SaaS Application Monitoring
For a SaaS application, you might organize dashboards like this:
-
Overview Dashboard: Key metrics across all systems
- User activity
- System health
- Error rates
- Performance metrics
-
Per-Service Dashboards:
- Authentication Service
- API Gateway
- Data Processing
- Storage Service
-
Customer Experience Dashboards:
- Sign-up flow
- Core feature usage
- Error experience
- Performance by user segment
-
Infrastructure Dashboards:
- Database performance
- Kubernetes cluster metrics
- Network performance
- Cloud resource utilization
Common Dashboard Organization Anti-Patterns
Avoid these common mistakes:
- The "Everything Dashboard": Cramming too much information into a single dashboard
- Inconsistent naming: Using different naming patterns across dashboards
- No folder structure: Putting all dashboards in the root folder
- Static dashboards: Creating separate dashboards for each instance instead of using variables
- Undocumented dashboards: Lack of descriptions or context for panels
Best Practices Summary
- Create a logical hierarchy: Use folders to group related dashboards
- Establish naming conventions: Make dashboards easy to find and understand
- Implement tagging: Add metadata for filtering and searching
- Build navigable paths: Create links between related dashboards
- Use template variables: Make dashboards reusable across environments
- Define standards: Create consistency across all dashboards
- Manage as code: Version control and automate dashboard management
- Document everything: Add context to help users understand the data
- Review regularly: Clean up unused or outdated dashboards
- Get feedback: Continuously improve based on user experience
Exercises
- Dashboard Audit: Review your current Grafana instance and identify opportunities for better organization.
- Folder Structure: Design a folder structure that matches your organization's teams and services.
- Template Variables: Convert a static dashboard to use template variables for environment and service selection.
- Dashboard as Code: Create a simple dashboard using Grafonnet or the Grafana Terraform provider.
- Navigation Network: Implement dashboard links to create a connected network of dashboards.
Additional Resources
- Grafana Documentation: Dashboard Management
- Grafana Blog: Best Practices for Creating Dashboards
- GitHub: Grafonnet Library
- GitHub: Grizzly Dashboard Manager
- Terraform: Grafana Provider
Summary
Effective dashboard organization is essential for creating scalable, maintainable monitoring systems in Grafana.

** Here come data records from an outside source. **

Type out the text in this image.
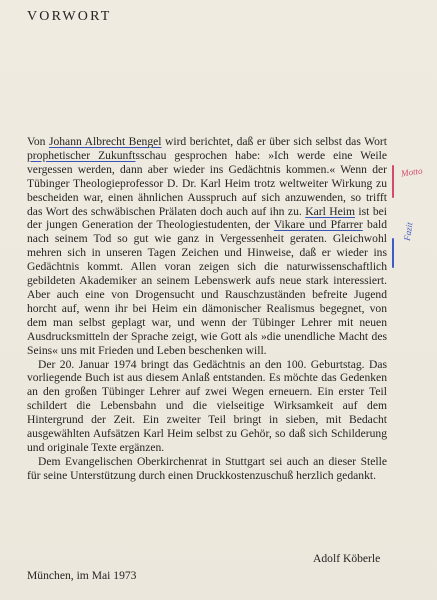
VORWORT

Von Johann Albrecht Bengel wird berichtet, daß er über sich selbst das Wort prophetischer Zukunftsschau gesprochen habe: »Ich werde eine Weile vergessen werden, dann aber wieder ins Gedächtnis kommen.« Wenn der Tübinger Theologieprofessor D. Dr. Karl Heim trotz weltweiter Wirkung zu bescheiden war, einen ähnlichen Ausspruch auf sich anzuwenden, so trifft das Wort des schwäbischen Prälaten doch auch auf ihn zu. Karl Heim ist bei der jungen Generation der Theologiestudenten, der Vikare und Pfarrer bald nach seinem Tod so gut wie ganz in Vergessenheit geraten. Gleichwohl mehren sich in unseren Tagen Zeichen und Hinweise, daß er wieder ins Gedächtnis kommt. Allen voran zeigen sich die naturwissenschaftlich gebildeten Akademiker an seinem Lebenswerk aufs neue stark interessiert. Aber auch eine von Drogensucht und Rauschzuständen befreite Jugend horcht auf, wenn ihr bei Heim ein dämonischer Realismus begegnet, von dem man selbst geplagt war, und wenn der Tübinger Lehrer mit neuen Ausdrucksmitteln der Sprache zeigt, wie Gott als »die unendliche Macht des Seins« uns mit Frieden und Leben beschenken will.

Der 20. Januar 1974 bringt das Gedächtnis an den 100. Geburtstag. Das vorliegende Buch ist aus diesem Anlaß entstanden. Es möchte das Gedenken an den großen Tübinger Lehrer auf zwei Wegen erneuern. Ein erster Teil schildert die Lebensbahn und die vielseitige Wirksamkeit auf dem Hintergrund der Zeit. Ein zweiter Teil bringt in sieben, mit Bedacht ausgewählten Aufsätzen Karl Heim selbst zu Gehör, so daß sich Schilderung und originale Texte ergänzen.

Dem Evangelischen Oberkirchenrat in Stuttgart sei auch an dieser Stelle für seine Unterstützung durch einen Druckkostenzuschuß herzlich gedankt.

Adolf Köberle
München, im Mai 1973
Motto
Fazit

By implementing a logical folder structure, consistent naming conventions, and proper tagging, you can make it easier for users to find the information they need. Template variables and dashboard links create a more dynamic, connected experience, while provisioning and management tools help maintain consistency as your monitoring needs grow.
Remember that dashboard organization is not a one-time task but an ongoing process. Regularly review your dashboards, gather user feedback, and refine your organization strategy to ensure your Grafana instance remains valuable and usable as it scales.